Sometime in the mid-1820s tenants on the Mahon estate at Ahascragh in north County Galway wrote to their landlord, begging him not to evict them:
‘Pray pity your poor people who always did and always will pay their rents well, better drown us than turn us off, for there is no place for us anywhere. We were a quiet easy poor people who did never complain . . . why would you destroy us . . .’
The partial failure of the potato crop in 1821 precipitated the crisis and represented the most serious period of food shortage in the early nineteenth century, with extreme distress occurring in nine western counties from late April until mid-August 1822, resulting in deaths from starvation in the extreme west and deaths from typhus across many parts of the countryside and in many towns. The government estimated that the inability of the rural poor to purchase food in counties Cork, Kerry, Limerick, Clare, Galway, Roscommon, Sligo, Leitrim and Mayo resulted in over one million people living on the verge of starvation in the month of July alone.

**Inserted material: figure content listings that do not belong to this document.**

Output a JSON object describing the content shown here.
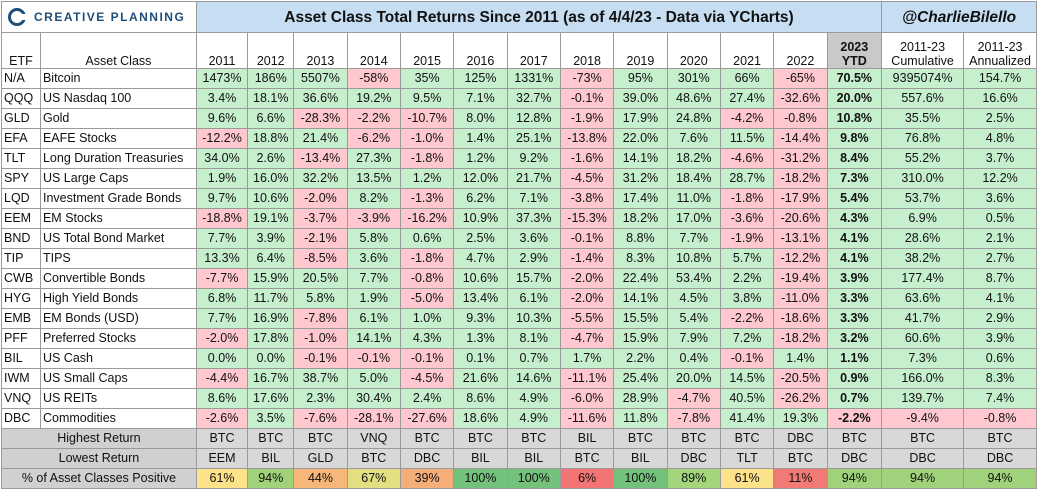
{
  "header": {
    "logo_text": "CREATIVE PLANNING",
    "title": "Asset Class Total Returns Since 2011 (as of 4/4/23 - Data via YCharts)",
    "handle": "@CharlieBilello"
  },
  "columns": {
    "etf": "ETF",
    "asset_class": "Asset Class",
    "years": [
      "2011",
      "2012",
      "2013",
      "2014",
      "2015",
      "2016",
      "2017",
      "2018",
      "2019",
      "2020",
      "2021",
      "2022"
    ],
    "ytd_year": "2023",
    "ytd_label": "YTD",
    "cumulative": [
      "2011-23",
      "Cumulative"
    ],
    "annualized": [
      "2011-23",
      "Annualized"
    ]
  },
  "rows": [
    {
      "etf": "N/A",
      "name": "Bitcoin",
      "values": [
        "1473%",
        "186%",
        "5507%",
        "-58%",
        "35%",
        "125%",
        "1331%",
        "-73%",
        "95%",
        "301%",
        "66%",
        "-65%"
      ],
      "ytd": "70.5%",
      "cum": "9395074%",
      "ann": "154.7%"
    },
    {
      "etf": "QQQ",
      "name": "US Nasdaq 100",
      "values": [
        "3.4%",
        "18.1%",
        "36.6%",
        "19.2%",
        "9.5%",
        "7.1%",
        "32.7%",
        "-0.1%",
        "39.0%",
        "48.6%",
        "27.4%",
        "-32.6%"
      ],
      "ytd": "20.0%",
      "cum": "557.6%",
      "ann": "16.6%"
    },
    {
      "etf": "GLD",
      "name": "Gold",
      "values": [
        "9.6%",
        "6.6%",
        "-28.3%",
        "-2.2%",
        "-10.7%",
        "8.0%",
        "12.8%",
        "-1.9%",
        "17.9%",
        "24.8%",
        "-4.2%",
        "-0.8%"
      ],
      "ytd": "10.8%",
      "cum": "35.5%",
      "ann": "2.5%"
    },
    {
      "etf": "EFA",
      "name": "EAFE Stocks",
      "values": [
        "-12.2%",
        "18.8%",
        "21.4%",
        "-6.2%",
        "-1.0%",
        "1.4%",
        "25.1%",
        "-13.8%",
        "22.0%",
        "7.6%",
        "11.5%",
        "-14.4%"
      ],
      "ytd": "9.8%",
      "cum": "76.8%",
      "ann": "4.8%"
    },
    {
      "etf": "TLT",
      "name": "Long Duration Treasuries",
      "values": [
        "34.0%",
        "2.6%",
        "-13.4%",
        "27.3%",
        "-1.8%",
        "1.2%",
        "9.2%",
        "-1.6%",
        "14.1%",
        "18.2%",
        "-4.6%",
        "-31.2%"
      ],
      "ytd": "8.4%",
      "cum": "55.2%",
      "ann": "3.7%"
    },
    {
      "etf": "SPY",
      "name": "US Large Caps",
      "values": [
        "1.9%",
        "16.0%",
        "32.2%",
        "13.5%",
        "1.2%",
        "12.0%",
        "21.7%",
        "-4.5%",
        "31.2%",
        "18.4%",
        "28.7%",
        "-18.2%"
      ],
      "ytd": "7.3%",
      "cum": "310.0%",
      "ann": "12.2%"
    },
    {
      "etf": "LQD",
      "name": "Investment Grade Bonds",
      "values": [
        "9.7%",
        "10.6%",
        "-2.0%",
        "8.2%",
        "-1.3%",
        "6.2%",
        "7.1%",
        "-3.8%",
        "17.4%",
        "11.0%",
        "-1.8%",
        "-17.9%"
      ],
      "ytd": "5.4%",
      "cum": "53.7%",
      "ann": "3.6%"
    },
    {
      "etf": "EEM",
      "name": "EM Stocks",
      "values": [
        "-18.8%",
        "19.1%",
        "-3.7%",
        "-3.9%",
        "-16.2%",
        "10.9%",
        "37.3%",
        "-15.3%",
        "18.2%",
        "17.0%",
        "-3.6%",
        "-20.6%"
      ],
      "ytd": "4.3%",
      "cum": "6.9%",
      "ann": "0.5%"
    },
    {
      "etf": "BND",
      "name": "US Total Bond Market",
      "values": [
        "7.7%",
        "3.9%",
        "-2.1%",
        "5.8%",
        "0.6%",
        "2.5%",
        "3.6%",
        "-0.1%",
        "8.8%",
        "7.7%",
        "-1.9%",
        "-13.1%"
      ],
      "ytd": "4.1%",
      "cum": "28.6%",
      "ann": "2.1%"
    },
    {
      "etf": "TIP",
      "name": "TIPS",
      "values": [
        "13.3%",
        "6.4%",
        "-8.5%",
        "3.6%",
        "-1.8%",
        "4.7%",
        "2.9%",
        "-1.4%",
        "8.3%",
        "10.8%",
        "5.7%",
        "-12.2%"
      ],
      "ytd": "4.1%",
      "cum": "38.2%",
      "ann": "2.7%"
    },
    {
      "etf": "CWB",
      "name": "Convertible Bonds",
      "values": [
        "-7.7%",
        "15.9%",
        "20.5%",
        "7.7%",
        "-0.8%",
        "10.6%",
        "15.7%",
        "-2.0%",
        "22.4%",
        "53.4%",
        "2.2%",
        "-19.4%"
      ],
      "ytd": "3.9%",
      "cum": "177.4%",
      "ann": "8.7%"
    },
    {
      "etf": "HYG",
      "name": "High Yield Bonds",
      "values": [
        "6.8%",
        "11.7%",
        "5.8%",
        "1.9%",
        "-5.0%",
        "13.4%",
        "6.1%",
        "-2.0%",
        "14.1%",
        "4.5%",
        "3.8%",
        "-11.0%"
      ],
      "ytd": "3.3%",
      "cum": "63.6%",
      "ann": "4.1%"
    },
    {
      "etf": "EMB",
      "name": "EM Bonds (USD)",
      "values": [
        "7.7%",
        "16.9%",
        "-7.8%",
        "6.1%",
        "1.0%",
        "9.3%",
        "10.3%",
        "-5.5%",
        "15.5%",
        "5.4%",
        "-2.2%",
        "-18.6%"
      ],
      "ytd": "3.3%",
      "cum": "41.7%",
      "ann": "2.9%"
    },
    {
      "etf": "PFF",
      "name": "Preferred Stocks",
      "values": [
        "-2.0%",
        "17.8%",
        "-1.0%",
        "14.1%",
        "4.3%",
        "1.3%",
        "8.1%",
        "-4.7%",
        "15.9%",
        "7.9%",
        "7.2%",
        "-18.2%"
      ],
      "ytd": "3.2%",
      "cum": "60.6%",
      "ann": "3.9%"
    },
    {
      "etf": "BIL",
      "name": "US Cash",
      "values": [
        "0.0%",
        "0.0%",
        "-0.1%",
        "-0.1%",
        "-0.1%",
        "0.1%",
        "0.7%",
        "1.7%",
        "2.2%",
        "0.4%",
        "-0.1%",
        "1.4%"
      ],
      "ytd": "1.1%",
      "cum": "7.3%",
      "ann": "0.6%"
    },
    {
      "etf": "IWM",
      "name": "US Small Caps",
      "values": [
        "-4.4%",
        "16.7%",
        "38.7%",
        "5.0%",
        "-4.5%",
        "21.6%",
        "14.6%",
        "-11.1%",
        "25.4%",
        "20.0%",
        "14.5%",
        "-20.5%"
      ],
      "ytd": "0.9%",
      "cum": "166.0%",
      "ann": "8.3%"
    },
    {
      "etf": "VNQ",
      "name": "US REITs",
      "values": [
        "8.6%",
        "17.6%",
        "2.3%",
        "30.4%",
        "2.4%",
        "8.6%",
        "4.9%",
        "-6.0%",
        "28.9%",
        "-4.7%",
        "40.5%",
        "-26.2%"
      ],
      "ytd": "0.7%",
      "cum": "139.7%",
      "ann": "7.4%"
    },
    {
      "etf": "DBC",
      "name": "Commodities",
      "values": [
        "-2.6%",
        "3.5%",
        "-7.6%",
        "-28.1%",
        "-27.6%",
        "18.6%",
        "4.9%",
        "-11.6%",
        "11.8%",
        "-7.8%",
        "41.4%",
        "19.3%"
      ],
      "ytd": "-2.2%",
      "cum": "-9.4%",
      "ann": "-0.8%"
    }
  ],
  "summary": [
    {
      "label": "Highest Return",
      "values": [
        "BTC",
        "BTC",
        "BTC",
        "VNQ",
        "BTC",
        "BTC",
        "BTC",
        "BIL",
        "BTC",
        "BTC",
        "BTC",
        "DBC",
        "BTC",
        "BTC",
        "BTC"
      ]
    },
    {
      "label": "Lowest Return",
      "values": [
        "EEM",
        "BIL",
        "GLD",
        "BTC",
        "DBC",
        "BIL",
        "BIL",
        "BTC",
        "BIL",
        "DBC",
        "TLT",
        "BTC",
        "DBC",
        "DBC",
        "DBC"
      ]
    },
    {
      "label": "% of Asset Classes Positive",
      "values": [
        "61%",
        "94%",
        "44%",
        "67%",
        "39%",
        "100%",
        "100%",
        "6%",
        "100%",
        "89%",
        "61%",
        "11%",
        "94%",
        "94%",
        "94%"
      ],
      "colors": [
        "#fde28a",
        "#9fd27a",
        "#f7b778",
        "#e2de82",
        "#f6ae78",
        "#74c17b",
        "#74c17b",
        "#f27474",
        "#74c17b",
        "#a4d47c",
        "#fde28a",
        "#f27a74",
        "#9fd27a",
        "#9fd27a",
        "#9fd27a"
      ]
    }
  ],
  "colors": {
    "positive": "#c6efce",
    "negative": "#ffc7ce",
    "title_bg": "#c6ddf2",
    "ytd_header_bg": "#c9c9c9",
    "summary_bg": "#d8d8d8",
    "logo": "#1f4e79"
  },
  "icons": {
    "logo": "creative-planning-logo-icon"
  }
}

The Irish rural population began to increase at a phenomenal rate during the last two decades of the eighteenth century, with the preference for early marriages and the dominant position of the potato sustaining a culture of large family units, reinforced by the cheapness of rearing children and their value as free labour. The inherent tendency towards the subletting of already inadequate plots, aggravated by the increasing preference of landowners to sublet large sections of their estates, the absence of a Poor Law until 1838 and the concurrent necessity for several generations to live together in cramped cabins, which were often shared with the family’s cow or pig, contributed to the often wretched lives of the typical rural family in the west.Historian Samuel Clark has observed that during this period landowners were especially anxious to dislodge poverty-stricken squatters who occupied land without official permission and frequently without paying rent. With eviction clearly in mind on the Ahascragh portion of his estate, in 1823 Ross Mahon compiled a return of 71 destitute tenants owing arrears of £515–9s.–2?d. The 1823 Mahon rentals highlight the devastation that the 1822 famine brought to one small community, with two heads of families listed as ‘dead’, ten families listed as ‘beggars’, nineteen listed as ‘insolvent’, 21 listed as ‘to be discharged’ and eleven families ominously labelled ‘gone away’.